Greetings beloveds,
When I think of ancestors and family I also think of home. While the entire home is a space occupied by family as a space for community and fellowship, there are certain spaces that are more oriented towards the energy of family than others. Always get in touch with your own feelings and space in whatever way works best for you before taking instruction from others. Remember this is your journey, this is your life.
According to feng shui, the lo shu magic square that I have referenced before here in The Enchanted Hearth: Masculinity and Space post and here in the 28 Days of Love: Finding the Love Section of Your Home post, places the energy of family in the center of the home. This seems logical as the home is cornerstone of where families congregate. It is the space that holds the energy of family expanding outwards from a physical structure to that of the land around it. This aligns with the energy of earth. Of being grounded, firm, growing, changing, shielding, exposing. It is the bedrock of all experiences. We come from the Earth and are continuously renewed by it’s resources. They say that our cells completely turn over every seven years. The energy, nutrients, and ability to be able to form new parts of ourselves comes from the Earth. From the food and water we ingest. From the tiniest beings that exist in the air, on every surface, within our bodies. We are of this Earth and will return to it. We then have ourselves as individuals who then are linked to our spaces and each other.

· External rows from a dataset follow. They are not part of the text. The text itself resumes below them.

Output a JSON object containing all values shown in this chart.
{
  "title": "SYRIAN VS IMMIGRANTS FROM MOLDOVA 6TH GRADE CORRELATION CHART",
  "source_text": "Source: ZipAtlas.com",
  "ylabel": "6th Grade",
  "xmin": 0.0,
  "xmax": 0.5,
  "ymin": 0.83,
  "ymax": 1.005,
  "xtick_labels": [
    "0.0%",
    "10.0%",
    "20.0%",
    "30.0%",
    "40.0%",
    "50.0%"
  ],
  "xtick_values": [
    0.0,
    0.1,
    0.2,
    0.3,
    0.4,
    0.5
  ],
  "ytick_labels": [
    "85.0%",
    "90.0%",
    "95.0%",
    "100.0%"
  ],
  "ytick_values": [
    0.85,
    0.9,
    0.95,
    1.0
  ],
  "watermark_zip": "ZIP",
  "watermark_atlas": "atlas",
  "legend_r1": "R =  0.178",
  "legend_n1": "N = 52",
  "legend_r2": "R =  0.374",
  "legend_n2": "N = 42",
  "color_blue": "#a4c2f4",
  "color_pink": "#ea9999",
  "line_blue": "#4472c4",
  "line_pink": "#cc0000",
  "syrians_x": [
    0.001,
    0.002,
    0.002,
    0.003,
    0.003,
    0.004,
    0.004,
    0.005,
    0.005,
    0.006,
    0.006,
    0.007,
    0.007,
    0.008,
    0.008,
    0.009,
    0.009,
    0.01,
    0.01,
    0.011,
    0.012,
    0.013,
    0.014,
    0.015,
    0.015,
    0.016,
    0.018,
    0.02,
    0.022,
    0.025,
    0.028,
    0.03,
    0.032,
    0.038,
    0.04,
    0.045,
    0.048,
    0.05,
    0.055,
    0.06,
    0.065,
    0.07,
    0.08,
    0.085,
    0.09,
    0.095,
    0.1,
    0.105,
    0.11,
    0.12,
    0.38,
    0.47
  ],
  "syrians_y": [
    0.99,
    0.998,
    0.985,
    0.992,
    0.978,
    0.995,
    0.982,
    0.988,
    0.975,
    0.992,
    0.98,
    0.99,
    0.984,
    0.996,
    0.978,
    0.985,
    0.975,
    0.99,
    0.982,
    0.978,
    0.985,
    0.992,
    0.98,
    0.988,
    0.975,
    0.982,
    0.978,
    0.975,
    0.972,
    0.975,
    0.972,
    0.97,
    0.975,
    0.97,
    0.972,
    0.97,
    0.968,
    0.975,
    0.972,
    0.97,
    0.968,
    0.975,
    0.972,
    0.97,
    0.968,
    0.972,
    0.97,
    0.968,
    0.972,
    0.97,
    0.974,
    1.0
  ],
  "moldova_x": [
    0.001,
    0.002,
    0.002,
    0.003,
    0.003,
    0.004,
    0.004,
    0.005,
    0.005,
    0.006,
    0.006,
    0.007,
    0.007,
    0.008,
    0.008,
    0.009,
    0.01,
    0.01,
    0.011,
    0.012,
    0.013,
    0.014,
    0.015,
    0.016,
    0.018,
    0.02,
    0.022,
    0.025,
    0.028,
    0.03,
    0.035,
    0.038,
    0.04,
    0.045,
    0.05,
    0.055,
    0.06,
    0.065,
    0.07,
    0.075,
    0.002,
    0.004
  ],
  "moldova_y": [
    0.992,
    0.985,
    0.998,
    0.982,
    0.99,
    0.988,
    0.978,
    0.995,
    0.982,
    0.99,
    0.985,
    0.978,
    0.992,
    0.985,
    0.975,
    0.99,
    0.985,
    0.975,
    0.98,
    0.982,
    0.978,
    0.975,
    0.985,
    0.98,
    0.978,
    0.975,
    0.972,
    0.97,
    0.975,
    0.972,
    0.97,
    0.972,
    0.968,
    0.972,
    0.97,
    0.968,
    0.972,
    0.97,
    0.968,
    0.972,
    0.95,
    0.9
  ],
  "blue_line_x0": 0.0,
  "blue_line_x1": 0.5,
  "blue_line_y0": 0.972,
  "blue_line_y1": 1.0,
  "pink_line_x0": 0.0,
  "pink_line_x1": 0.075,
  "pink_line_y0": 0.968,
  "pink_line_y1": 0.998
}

When speaking of homes and space let us note the variety that exists in how we define the term home. This could be a large, small, enclosed, built or natural environment spaces. Home includes apartments, houses, RV’s, mobile homes, a room within a living space, parks, schools, religious institutions, modes of transportation such as trains, bikes or cars. Home is a space that is personally defined and although ideally we would like it to correlate with the feelings of love, acceptance, and social support that is not always the case. Thus, your home, may not be what is traditionally thought of as home. That space may look radically different then what the standard stereotype of what makes up a home. These same standards apply to what constitutes a family.
Ancestral work can be a very difficult topic to broach. One person may be very close to their immediate family that is made up of a father, mother, and siblings. It’s more likely that one’s family looks very different. There are single/step-parents, grandparents, uncles, aunts, cousins, adopted siblings, close friends, mentors, and animals that make up what we think of as family. There are families that we choose and those that choose us. What lies at the core is love. Love first for yourself. Always take care of yourself as you are the foundation of your home and heart. Then love for each other.
So find the center of your home. Is it a hallway or room? What occupies that space? Sit there and connect with it. We’ll talk soon on ways to honor your ancestors that you can take an d put into this space.